Temps de lecture : 6 min

Gen Z : la raison des réseaux

Il se dit dans les milieux qui se l’autorisent que la télévision abrutit, alors les jeux vidéo et les réseaux sociaux n’en parlons pas. Que TikTok est un problème pour les jeunes, qu’Instagram c’est surtout pour les candidats de téléréalité, Twitter pour les platistes et Facebook pour les boomers… Mépris plus que désintérêt, rejet plus qu’indifférence, ces jugements relèvent surtout d’une ignorance caractérisée. Que se passe-t-il réellement derrière l’écran noir de nos smartphones ?

Avec 5h34 passées en moyenne par jour sur les réseaux sociaux en France et presque 5 milliards d’humains connectés dans le monde, la vision d’une génération abrutie et de bout en bout superficielle expliquerait pas mal de dérèglements de notre société. Mais les personnes qui en sont convaincues connaissent-elles Étoiles et la Nuit de la culture sur Twitch ? Savent-elles à quel point le hashtag #BookTok est puissant ? Se sont-elles abonnées à Nota Bene sur YouTube ?

Cela peut être à la fois terrifiant et rassurant de faire des généralités sur les réseaux sociaux et d’avoir un a priori bien défini sur l’usage et l’impact négatif propres à chaque plateforme sur les comportements de la jeune génération. Mais ce serait surtout lui manquer de respect. Cela consisterait à la stigmatiser et penser (bêtement) qu’elle n’utilise ces formidables outils d’accès à l’information et à la connaissance qu’à des fins de divertissement. Ce serait penser que combler l’ennui en lançant telle ou telle plateforme est forcément nocif pour elle. Pourtant, la dimension culturelle de ces plateformes, leur utilité au quotidien pour accroître sa culture générale ou développer un centre d’intérêt est, à l’échelle des médias, sans commune mesure.

La dimension culturelle de ces plateformes, leur utilité au quotidien pour accroître sa culture générale ou développer un centre d’intérêt est, à l’échelle des médias, sans commune mesure

Libre culture

D’abord, il y a la liberté de choix, chacun s’abonnant à ce qui l’intéresse. La digitalisation de l’écosystème de communication des marques, des médias, des musées comme des institutions gouvernementales culturelles les aura toutes forcé depuis une dizaine d’années à obéir à ces usages pour continuer à être considérées voire à exister. Tyrannique, certes, mais c’est le postulat de départ.

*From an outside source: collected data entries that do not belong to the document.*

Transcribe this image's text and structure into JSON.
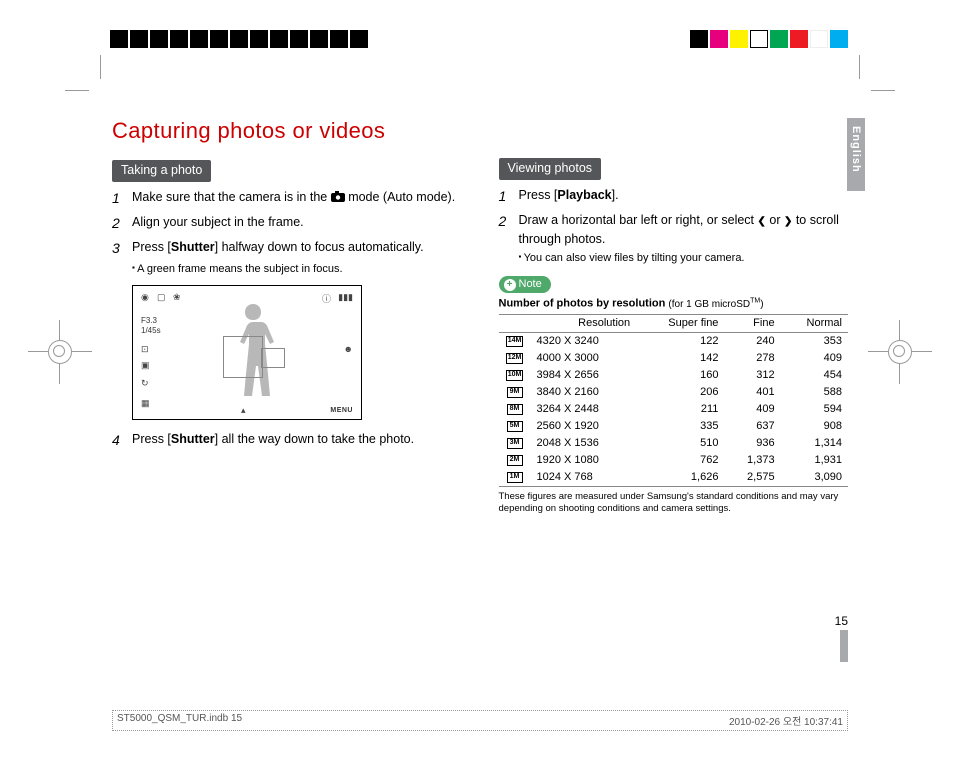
{
  "page_title": "Capturing photos or videos",
  "lang_tab": "English",
  "left": {
    "badge": "Taking a photo",
    "steps": [
      {
        "n": "1",
        "t": "Make sure that the camera is in the ⬤ mode (Auto mode).",
        "has_cam_icon": true
      },
      {
        "n": "2",
        "t": "Align your subject in the frame."
      },
      {
        "n": "3",
        "t": "Press [Shutter] halfway down to focus automatically."
      },
      {
        "n": "4",
        "t": "Press [Shutter] all the way down to take the photo."
      }
    ],
    "bullet_after_3": "A green frame means the subject in focus.",
    "display_text": {
      "aperture": "F3.3",
      "shutter": "1/45s",
      "menu": "MENU"
    }
  },
  "right": {
    "badge": "Viewing photos",
    "steps": [
      {
        "n": "1",
        "t": "Press [Playback]."
      },
      {
        "n": "2",
        "t": "Draw a horizontal bar left or right, or select ❮ or ❯ to scroll through photos."
      }
    ],
    "bullet_after_2": "You can also view files by tilting your camera.",
    "note_label": "Note",
    "table_title": "Number of photos by resolution",
    "table_title_sub": "(for 1 GB microSD™)",
    "table_headers": [
      "Resolution",
      "Super fine",
      "Fine",
      "Normal"
    ],
    "rows": [
      {
        "icon": "14M",
        "res": "4320 X 3240",
        "sf": "122",
        "f": "240",
        "n": "353"
      },
      {
        "icon": "12M",
        "res": "4000 X 3000",
        "sf": "142",
        "f": "278",
        "n": "409"
      },
      {
        "icon": "10M",
        "res": "3984 X 2656",
        "sf": "160",
        "f": "312",
        "n": "454"
      },
      {
        "icon": "9M",
        "res": "3840 X 2160",
        "sf": "206",
        "f": "401",
        "n": "588"
      },
      {
        "icon": "8M",
        "res": "3264 X 2448",
        "sf": "211",
        "f": "409",
        "n": "594"
      },
      {
        "icon": "5M",
        "res": "2560 X 1920",
        "sf": "335",
        "f": "637",
        "n": "908"
      },
      {
        "icon": "3M",
        "res": "2048 X 1536",
        "sf": "510",
        "f": "936",
        "n": "1,314"
      },
      {
        "icon": "2M",
        "res": "1920 X 1080",
        "sf": "762",
        "f": "1,373",
        "n": "1,931"
      },
      {
        "icon": "1M",
        "res": "1024 X 768",
        "sf": "1,626",
        "f": "2,575",
        "n": "3,090"
      }
    ],
    "footnote": "These figures are measured under Samsung's standard conditions and may vary depending on shooting conditions and camera settings."
  },
  "page_number": "15",
  "footer_left": "ST5000_QSM_TUR.indb   15",
  "footer_right": "2010-02-26   오전 10:37:41",
  "colors": [
    "#000",
    "#000",
    "#000",
    "#000",
    "#000",
    "#000",
    "#000",
    "#000",
    "#e6007e",
    "#fff200",
    "#00a651",
    "#00aeef",
    "#ed1c24",
    "#000",
    "#000"
  ],
  "chart_data": {
    "type": "table",
    "title": "Number of photos by resolution (for 1 GB microSD™)",
    "columns": [
      "Resolution",
      "Super fine",
      "Fine",
      "Normal"
    ],
    "rows": [
      [
        "4320 X 3240",
        122,
        240,
        353
      ],
      [
        "4000 X 3000",
        142,
        278,
        409
      ],
      [
        "3984 X 2656",
        160,
        312,
        454
      ],
      [
        "3840 X 2160",
        206,
        401,
        588
      ],
      [
        "3264 X 2448",
        211,
        409,
        594
      ],
      [
        "2560 X 1920",
        335,
        637,
        908
      ],
      [
        "2048 X 1536",
        510,
        936,
        1314
      ],
      [
        "1920 X 1080",
        762,
        1373,
        1931
      ],
      [
        "1024 X 768",
        1626,
        2575,
        3090
      ]
    ]
  }
}
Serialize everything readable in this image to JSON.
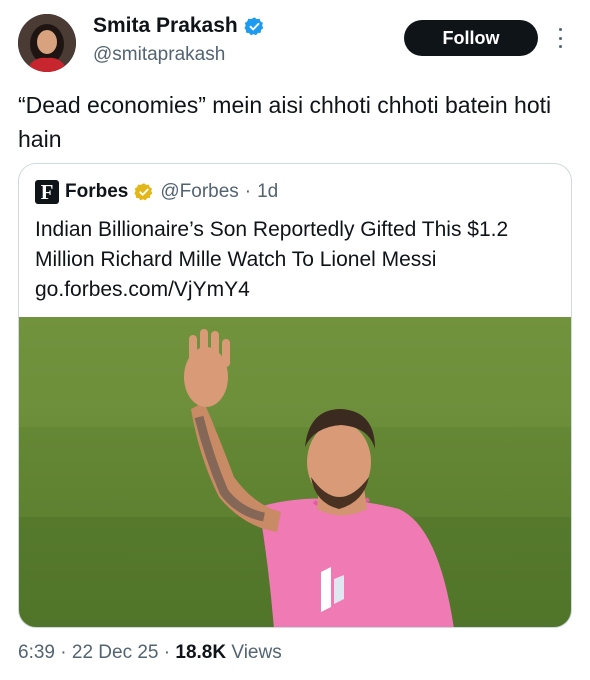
{
  "author": {
    "name": "Smita Prakash",
    "handle": "@smitaprakash",
    "verified_color": "#1d9bf0"
  },
  "follow_label": "Follow",
  "tweet_text": "“Dead economies” mein aisi chhoti chhoti batein hoti hain",
  "quote": {
    "logo_letter": "F",
    "name": "Forbes",
    "verified_color": "#e2b719",
    "handle": "@Forbes",
    "separator": "·",
    "time": "1d",
    "text": "Indian Billionaire’s Son Reportedly Gifted This $1.2 Million Richard Mille Watch To Lionel Messi go.forbes.com/VjYmY4"
  },
  "footer": {
    "time": "6:39",
    "sep1": "·",
    "date": "22 Dec 25",
    "sep2": "·",
    "views_count": "18.8K",
    "views_label": "Views"
  }
}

Commençons par un exemple des plus évidents : la chaîne de télévision franco-allemande Arte (cf. page xx) est sur YouTube, et c’est sur cette plateforme, intrinsèquement sociale, que sa consommation a explosé durant le premier confinement. Les documentaires de la chaîne y atteignent aujourd’hui régulièrement le million de vues en quelques semaines, et la chaîne – sur YouTube – devient désormais un label de qualité de l’information sur la plateforme pour les jeunes.

Du côté des musées, le Tate londonien, lui, est déjà sur TikTok à faire la promotion d’une nouvelle exposition avec des créateurs GenZ, ou la pédagogie d’un courant ou d’une technique artistique à l’aide de vidéos courtes, clippées, tutorialisées sur fond de musique tendance. Mieux encore, certains musées se transforment, invitant des artistes – populaires jusqu’alors simplement dans leur propre galerie virtuelle qu’est leur feed Instagram – à se produire in real life (IRL), en vrai dans un vrai musée (on pense ici au MIMA Museum* à Bruxelles). Et toujours à propos des musées, sachez que Nota Bene, par exemple, qui compte plus de deux millions d’abonnés sur YouTube (en avril 2022) et est ainsi devenue la figure française majeure de la verticale histoire de la plateforme, n’hésite pas à répondre aux sollicitations de musées qui souhaitent gagner en visibilité en sponsorisant un épisode en particulier (le musée de Picardie ou le musée Champollion en Occitanie).

Sur Twitch, autre exemple – une plateforme peut-être encore plus obscure pour ceux qui jugent les jeunes et leurs réseaux sociaux – la référence du talk-show, c’est Popcorn, un format hebdomadaire assez semblable dans sa forme à une émission de télévision, mais avec un chat en live en plus et des streamers-animateurs. Ainsi, de temps à autre, peut-on y voir Étoiles, streamer spécialisé dans la culture sur Twitch avec sa fameuse Nuit de la Culture, s’inviter pour faire, l’espace d’une chronique, de la pédagogie en une vingtaine de minutes sur le nombre d’or ou l’origine du braille. Les réactions sont toujours les mêmes dans le chat : « quel crack », « trop intéressant », « on apprend facilement ».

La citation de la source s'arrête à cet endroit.